Working with text

Let’s get into the nitty gritty of dealing with text in digital publications. We’ll cover practical tips for dealing with special characters, links, cross-references, capitalisation, and mathematics.

Special characters: fonts, Unicode glyphs and markup

Character encoding and unicode

Character encoding is about the most technical thing we’re going to cover.

  1. Computers are binary. That means that at their core they only have two modes: on and off. We humans refer to these two modes as ‘yes and no’, or ‘true and false’, or ‘one and zero’. Everything computers do must be reduced, ultimately, to a series of switches from one to the other. When we humans write these switches, we use 1 for on and 0 for off.
  2. So, in computing, every character is represented as a pattern of ones and zeros, e.g. 01000001 can represent the letter ‘A’, and 01000010 the letter ‘B’.
  3. There are many characters to encode in this way. Over the years, various organisations have established different official sets of characters. The most important character set is called Unicode, which is a list of about 100 000 characters (and growing, especially with emojis).
  4. Us humans must then agree on which particular sequences of 1s and 0s represent each of those characters. The most common sequences for encoding characters in the Unicode set is called UTF-8.
  5. In theory, every computer file should note its character encoding in its code, so that your computer knows which characters to display for its 1s and 0s.

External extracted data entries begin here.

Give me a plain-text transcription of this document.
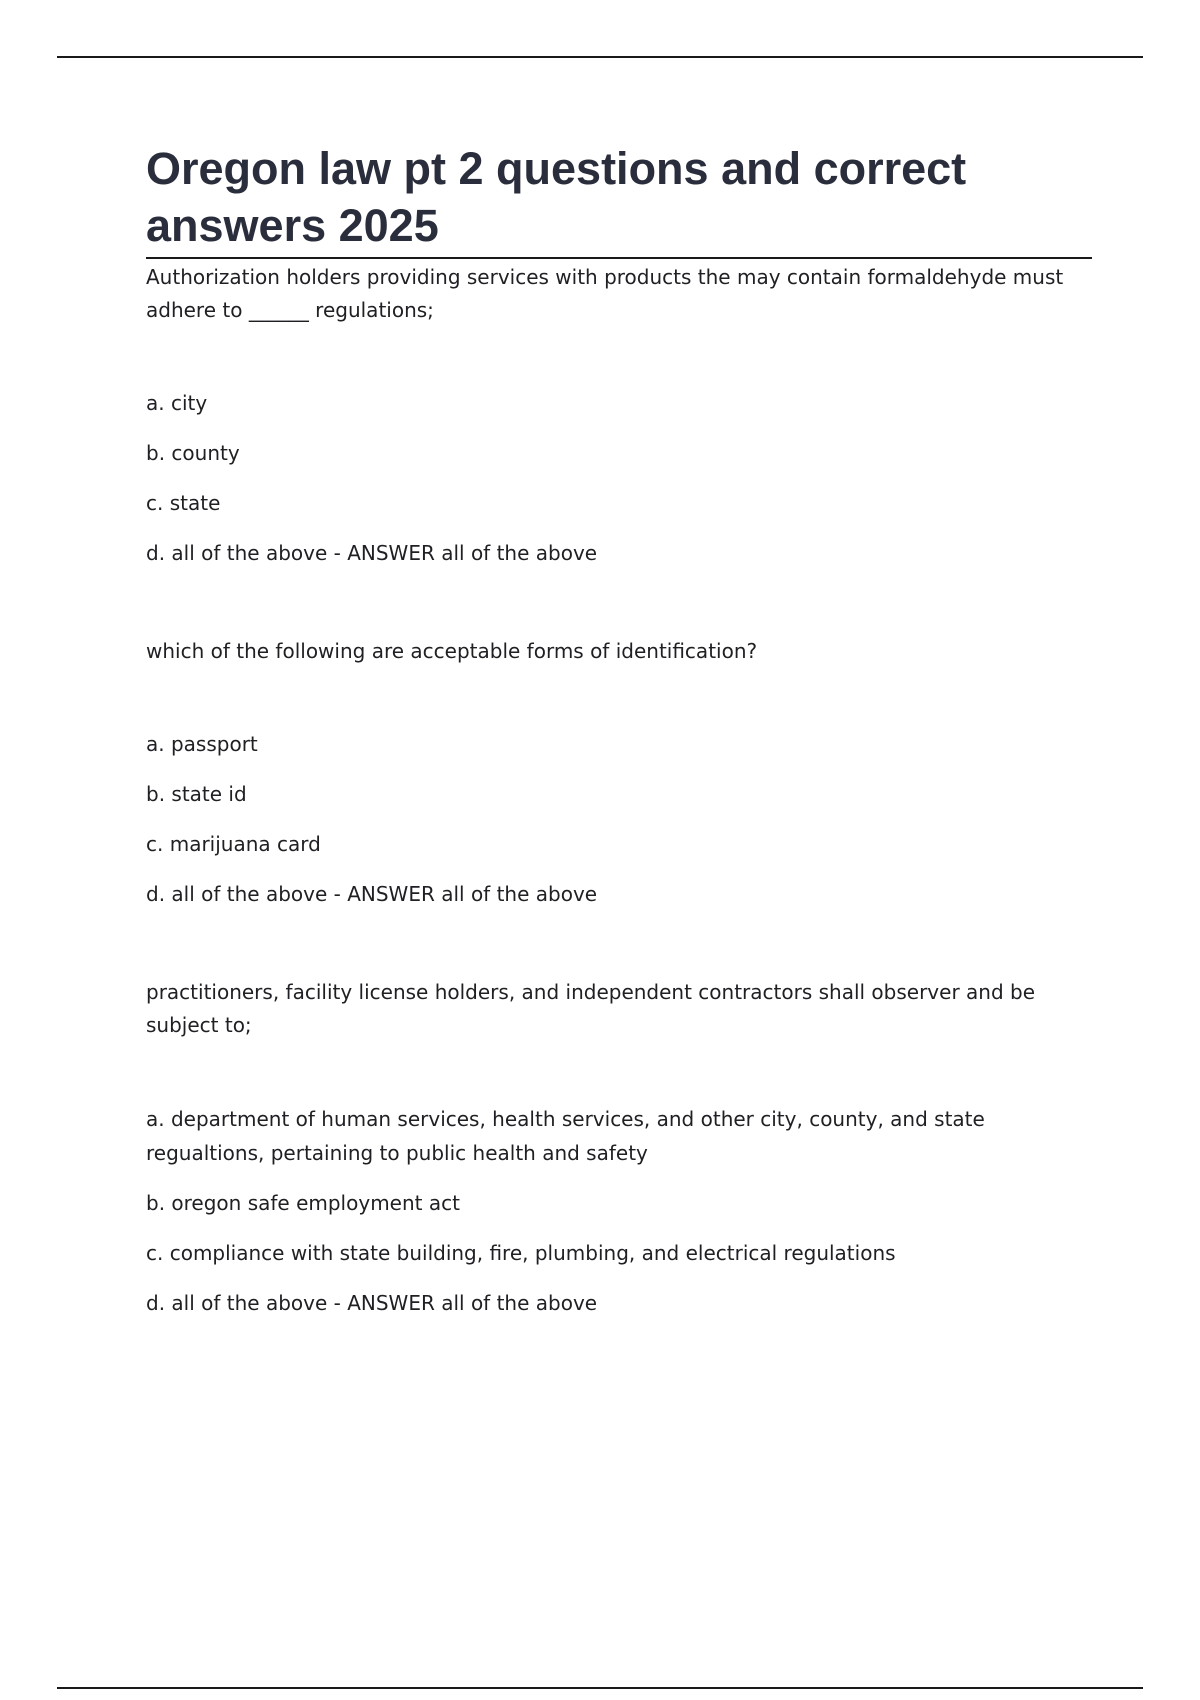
Oregon law pt 2 questions and correct answers 2025

Authorization holders providing services with products the may contain formaldehyde must adhere to ______ regulations;

a. city

b. county

c. state

d. all of the above - ANSWER all of the above

which of the following are acceptable forms of identification?

a. passport

b. state id

c. marijuana card

d. all of the above - ANSWER all of the above

practitioners, facility license holders, and independent contractors shall observer and be subject to;

a. department of human services, health services, and other city, county, and state regualtions, pertaining to public health and safety

b. oregon safe employment act

c. compliance with state building, fire, plumbing, and electrical regulations

d. all of the above - ANSWER all of the above
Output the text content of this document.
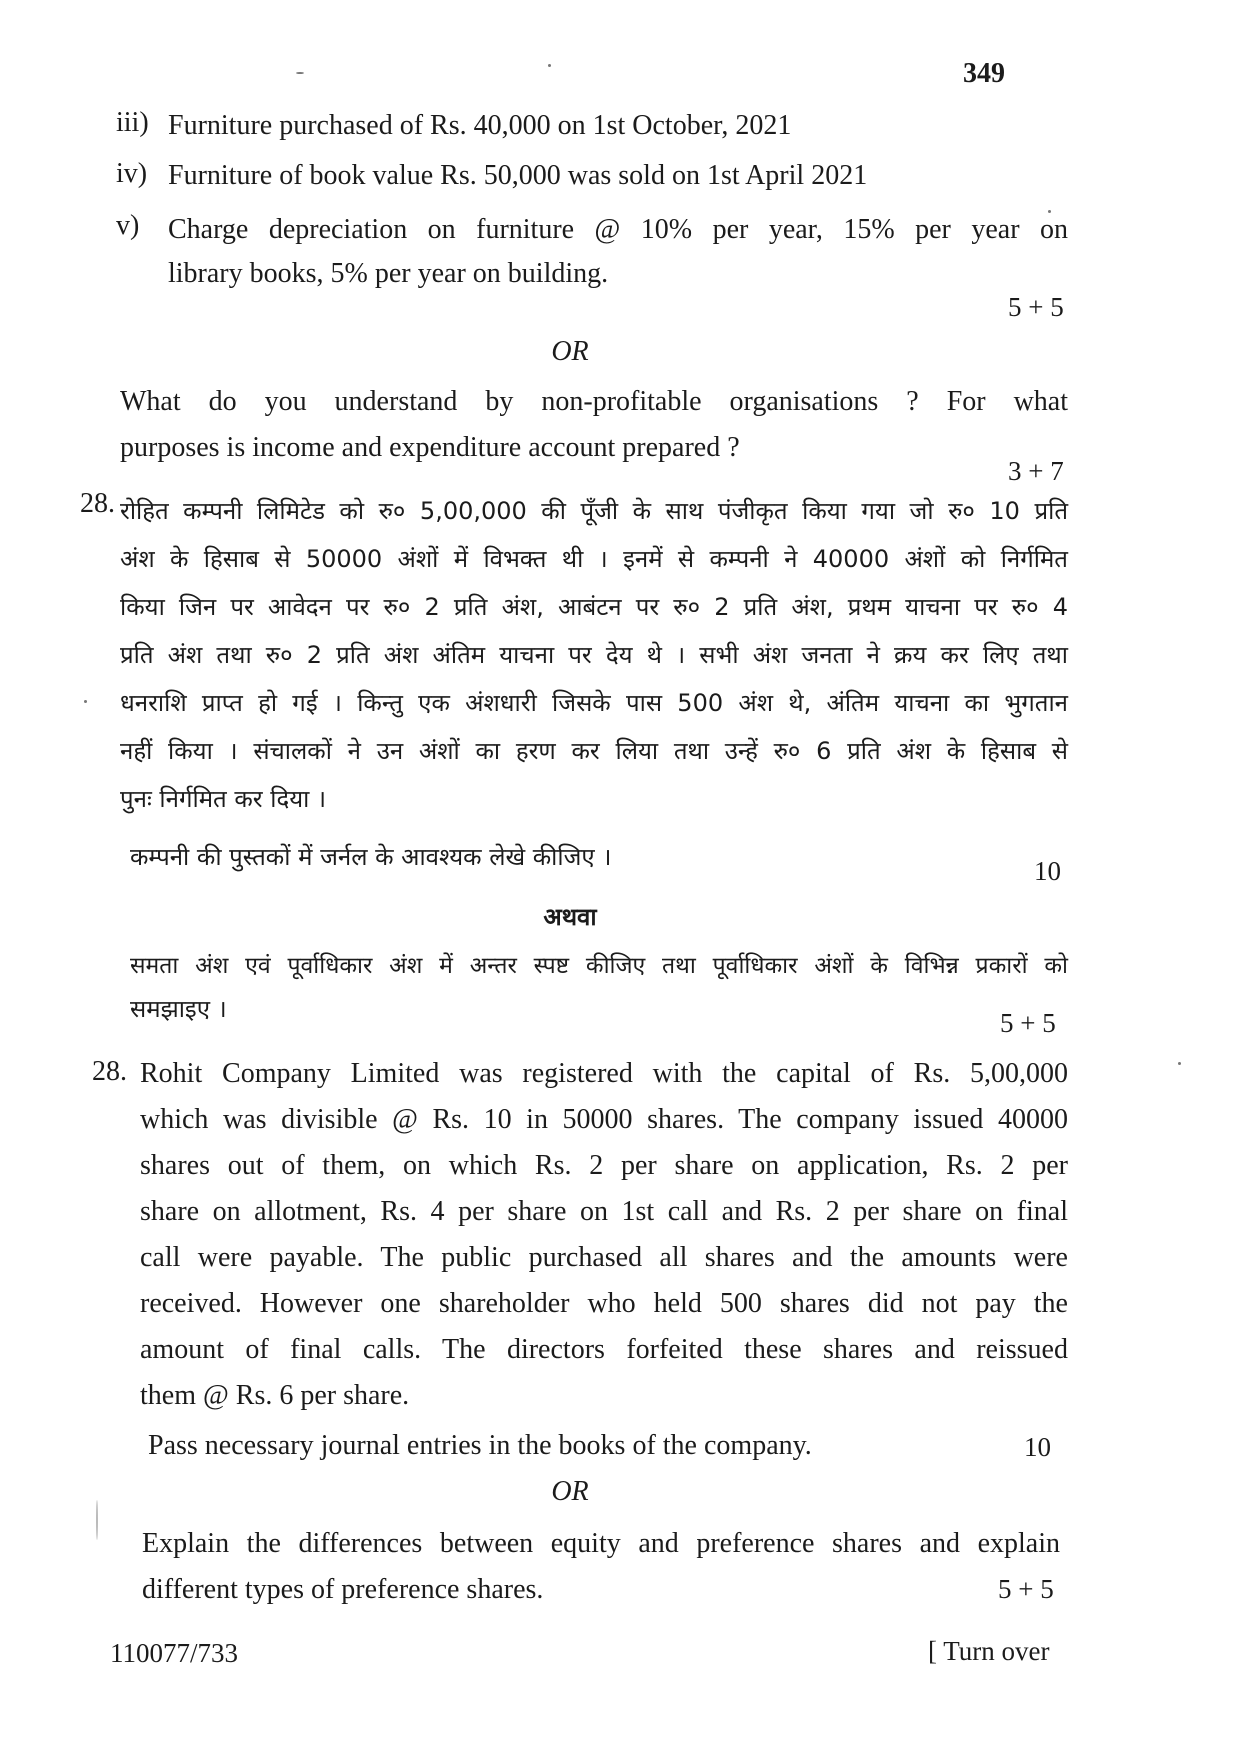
349
iii) Furniture purchased of Rs. 40,000 on 1st October, 2021
iv) Furniture of book value Rs. 50,000 was sold on 1st April 2021
v)	Charge depreciation on furniture @ 10% per year, 15% per year on
library books, 5% per year on building.
5 + 5
OR
What do you understand by non-profitable organisations ? For what
purposes is income and expenditure account prepared ?
3 + 7
28. रोहित कम्पनी लिमिटेड को रु० 5,00,000 की पूँजी के साथ पंजीकृत किया गया जो रु० 10 प्रति
अंश के हिसाब से 50000 अंशों में विभक्त थी । इनमें से कम्पनी ने 40000 अंशों को निर्गमित
किया जिन पर आवेदन पर रु० 2 प्रति अंश, आबंटन पर रु० 2 प्रति अंश, प्रथम याचना पर रु० 4
प्रति अंश तथा रु० 2 प्रति अंश अंतिम याचना पर देय थे । सभी अंश जनता ने क्रय कर लिए तथा
धनराशि प्राप्त हो गई । किन्तु एक अंशधारी जिसके पास 500 अंश थे, अंतिम याचना का भुगतान
नहीं किया । संचालकों ने उन अंशों का हरण कर लिया तथा उन्हें रु० 6 प्रति अंश के हिसाब से
पुनः निर्गमित कर दिया ।
कम्पनी की पुस्तकों में जर्नल के आवश्यक लेखे कीजिए ।	10
अथवा
समता अंश एवं पूर्वाधिकार अंश में अन्तर स्पष्ट कीजिए तथा पूर्वाधिकार अंशों के विभिन्न प्रकारों को
समझाइए ।	5 + 5
28. Rohit Company Limited was registered with the capital of Rs. 5,00,000
which was divisible @ Rs. 10 in 50000 shares. The company issued 40000
shares out of them, on which Rs. 2 per share on application, Rs. 2 per
share on allotment, Rs. 4 per share on 1st call and Rs. 2 per share on final
call were payable. The public purchased all shares and the amounts were
received. However one shareholder who held 500 shares did not pay the
amount of final calls. The directors forfeited these shares and reissued
them @ Rs. 6 per share.
Pass necessary journal entries in the books of the company.	10
OR
Explain the differences between equity and preference shares and explain
different types of preference shares.	5 + 5
110077/733	[ Turn over
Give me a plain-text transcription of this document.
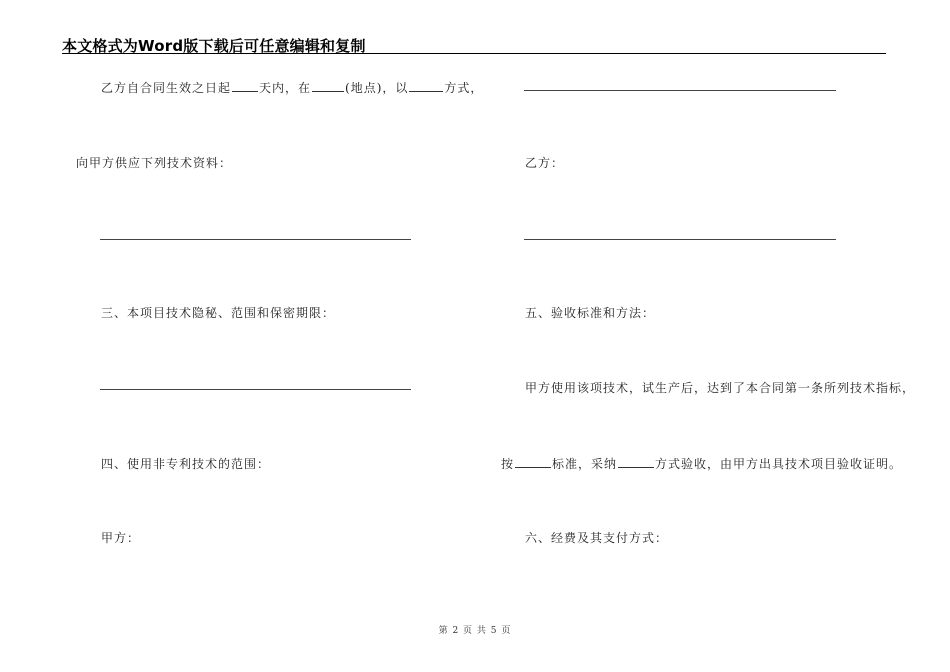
本文格式为Word版下载后可任意编辑和复制
乙方自合同生效之日起 天内，在	(地点)，以	方式，
向甲方供应下列技术资料：
三、本项目技术隐秘、范围和保密期限：
四、使用非专利技术的范围：
甲方：
乙方：
五、验收标准和方法：
甲方使用该项技术，试生产后，达到了本合同第一条所列技术指标，
按	标准，采纳	方式验收，由甲方出具技术项目验收证明。
六、经费及其支付方式：
第 2 页 共 5 页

This is not always the case.
  6. If you open a document, or a web page or ebook, and the characters look wrong, it’s usually because the document and your computer are using different character encoding. Usually, if your software lets you decide what encoding to use, you can switch to the correct encoding for the file you’ve opened, and the characters will then appear correctly.

When we’re working in simple English, we rarely have to worry. Just keep going and computers will do the work.

When we’re working with special characters – anything beyond the Latin alphabet, numbers and English punctuation – it’s critical that we use Unicode characters, and use UTF-8 encoding wherever possible.

Let’s say you want to insert a degrees symbol: °. That symbol is not on your keyboard, and you’re not sure how to insert it. Authors will often insert an o (the lowercase letter ‘oh’), and make it superscript using formatting tools. That is a very bad idea!

Let’s say you send the file to someone else who copies and pastes your 30°C into a different software program. Their program handles superscript differently, or doesn’t support it at all. Now they have an o where you intended a degree symbol: 30oC!

This is just one common example. As you work, you’ll find many cases where authors misuse incorrect characters, rather than the correct Unicode character. It happens most often in languages other than English, where it’s hard to find specialised Unicode characters, and ones with unusual diacritics. In South Africa, this is often a challenge in Tshivenda translations.

So how do you find the correct character? There are a host of clever software programs for this that you can use or install, but often the simplest technique is to search online for, say, ‘Unicode degrees symbol’. That will show you several official Unicode pages you can copy and paste from.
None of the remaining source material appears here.